248 Mietwohnungen sollen im Sommer 2027 bezugsfertig sein
Richtfest für Neubauquartier in der Bisamstraße
Die landeseigene Wohnungsbaugesellschaft degewo hat am Dienstag Richtfest für eines ihrer größten Wohnungsbauprojekte im Bezirk Marzahn-Hellersdorf gefeiert.
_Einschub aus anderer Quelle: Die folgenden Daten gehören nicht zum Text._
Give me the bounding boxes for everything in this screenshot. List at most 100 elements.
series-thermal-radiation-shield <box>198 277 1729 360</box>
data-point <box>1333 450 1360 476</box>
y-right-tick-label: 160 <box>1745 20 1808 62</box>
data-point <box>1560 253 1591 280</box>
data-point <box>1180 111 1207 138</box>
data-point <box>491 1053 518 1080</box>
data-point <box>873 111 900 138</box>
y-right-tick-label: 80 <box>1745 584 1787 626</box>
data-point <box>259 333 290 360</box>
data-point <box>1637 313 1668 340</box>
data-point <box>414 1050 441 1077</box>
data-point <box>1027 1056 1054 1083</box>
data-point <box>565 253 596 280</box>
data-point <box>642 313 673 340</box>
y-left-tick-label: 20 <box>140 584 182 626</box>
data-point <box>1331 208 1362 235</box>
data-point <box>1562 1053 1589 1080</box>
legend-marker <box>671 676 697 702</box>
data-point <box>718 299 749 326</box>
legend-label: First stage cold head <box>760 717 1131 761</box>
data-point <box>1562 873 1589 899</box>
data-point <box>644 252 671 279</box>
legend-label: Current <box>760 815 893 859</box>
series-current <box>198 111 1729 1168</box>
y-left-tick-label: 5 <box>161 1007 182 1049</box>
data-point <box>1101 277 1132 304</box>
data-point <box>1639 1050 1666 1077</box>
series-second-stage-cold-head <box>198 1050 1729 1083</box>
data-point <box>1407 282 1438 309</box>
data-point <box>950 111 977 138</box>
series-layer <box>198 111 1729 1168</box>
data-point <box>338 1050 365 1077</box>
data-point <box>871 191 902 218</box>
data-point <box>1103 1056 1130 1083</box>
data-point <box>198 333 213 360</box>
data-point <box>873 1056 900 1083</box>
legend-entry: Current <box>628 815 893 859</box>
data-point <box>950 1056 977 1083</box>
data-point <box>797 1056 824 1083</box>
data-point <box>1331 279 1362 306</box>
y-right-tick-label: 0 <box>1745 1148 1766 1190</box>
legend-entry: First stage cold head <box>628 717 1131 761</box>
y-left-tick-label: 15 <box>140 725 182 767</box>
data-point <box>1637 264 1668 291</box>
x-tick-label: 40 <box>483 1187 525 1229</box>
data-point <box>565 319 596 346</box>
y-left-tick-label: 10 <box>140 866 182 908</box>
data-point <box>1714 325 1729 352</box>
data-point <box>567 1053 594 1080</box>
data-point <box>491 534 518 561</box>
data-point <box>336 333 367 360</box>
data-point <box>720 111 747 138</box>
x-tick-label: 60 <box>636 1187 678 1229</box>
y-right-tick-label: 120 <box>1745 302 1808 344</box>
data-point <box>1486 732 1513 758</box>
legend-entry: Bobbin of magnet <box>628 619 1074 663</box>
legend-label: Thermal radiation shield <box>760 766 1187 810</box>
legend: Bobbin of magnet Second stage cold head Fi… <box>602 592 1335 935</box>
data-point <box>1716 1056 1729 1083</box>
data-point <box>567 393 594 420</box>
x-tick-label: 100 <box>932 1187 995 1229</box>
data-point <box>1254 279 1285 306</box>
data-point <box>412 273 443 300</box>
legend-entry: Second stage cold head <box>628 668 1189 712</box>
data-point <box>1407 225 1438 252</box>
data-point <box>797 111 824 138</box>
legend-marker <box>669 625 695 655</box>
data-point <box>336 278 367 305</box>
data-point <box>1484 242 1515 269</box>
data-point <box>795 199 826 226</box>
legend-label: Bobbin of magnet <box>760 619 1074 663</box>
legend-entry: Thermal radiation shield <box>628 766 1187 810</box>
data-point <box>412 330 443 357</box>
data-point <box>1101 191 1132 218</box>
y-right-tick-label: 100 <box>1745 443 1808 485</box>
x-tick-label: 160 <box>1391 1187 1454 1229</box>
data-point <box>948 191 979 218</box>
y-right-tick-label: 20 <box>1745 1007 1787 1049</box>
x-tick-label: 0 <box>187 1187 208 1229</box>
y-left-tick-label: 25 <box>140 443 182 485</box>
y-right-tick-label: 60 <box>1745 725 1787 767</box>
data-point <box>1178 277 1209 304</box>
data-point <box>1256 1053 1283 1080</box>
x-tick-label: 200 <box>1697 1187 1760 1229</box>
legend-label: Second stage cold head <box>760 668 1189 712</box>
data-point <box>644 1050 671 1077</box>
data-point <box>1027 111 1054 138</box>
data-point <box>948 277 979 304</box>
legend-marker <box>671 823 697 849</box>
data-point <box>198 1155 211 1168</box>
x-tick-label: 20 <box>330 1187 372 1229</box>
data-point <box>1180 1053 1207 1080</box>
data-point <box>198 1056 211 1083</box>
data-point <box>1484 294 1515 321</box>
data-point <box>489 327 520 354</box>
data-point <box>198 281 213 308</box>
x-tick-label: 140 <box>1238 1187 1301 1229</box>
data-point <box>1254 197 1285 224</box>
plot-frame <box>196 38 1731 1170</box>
Mit dem Abschluss der Rohbauarbeiten nimmt das neue Quartier entlang der Bisamstraße in Mahlsdorf-Nord erkennbar Gestalt an. Insgesamt entstehen 248 neue Mietwohnungen. Das Vorhaben ist nicht unumstritten. Jahrelang hatte es Proteste von Anwohnern gegen die dichte Bebauung gegeben.
Errichtet werden 35 Gebäude: 27 Stadtvillen mit jeweils acht Wohnungen sowie acht Reihenhausgebäude mit jeweils vier Wohneinheiten. Die Häuser werden zweigeschossig mit zusätzlichem Staffelgeschoss errichtet. Nach degewo-Angaben werden 136 Wohnungen gefördert, 108 sind barrierearm.
Zum Quartier gehören Mietergärten, Spiel- und Aufenthaltsbereiche sowie Stellplätze für Autos und Fahrräder. Im Rahmen eines städtebaulichen Vertrags hat das Unternehmen bereits eine Grünfläche sowie die Kita „Grashüpfer“ mit 80 Plätzen an der Stralsunder Straße mitfinanziert. Ergänzt wird die soziale Infrastruktur durch die neue Schule und die geplante Jugendfreizeiteinrichtung. 51 unbebaute Grundstücke vergibt degewo in Erbbaurecht. Dort können private Bauherren Einfamilienhäuser errichten.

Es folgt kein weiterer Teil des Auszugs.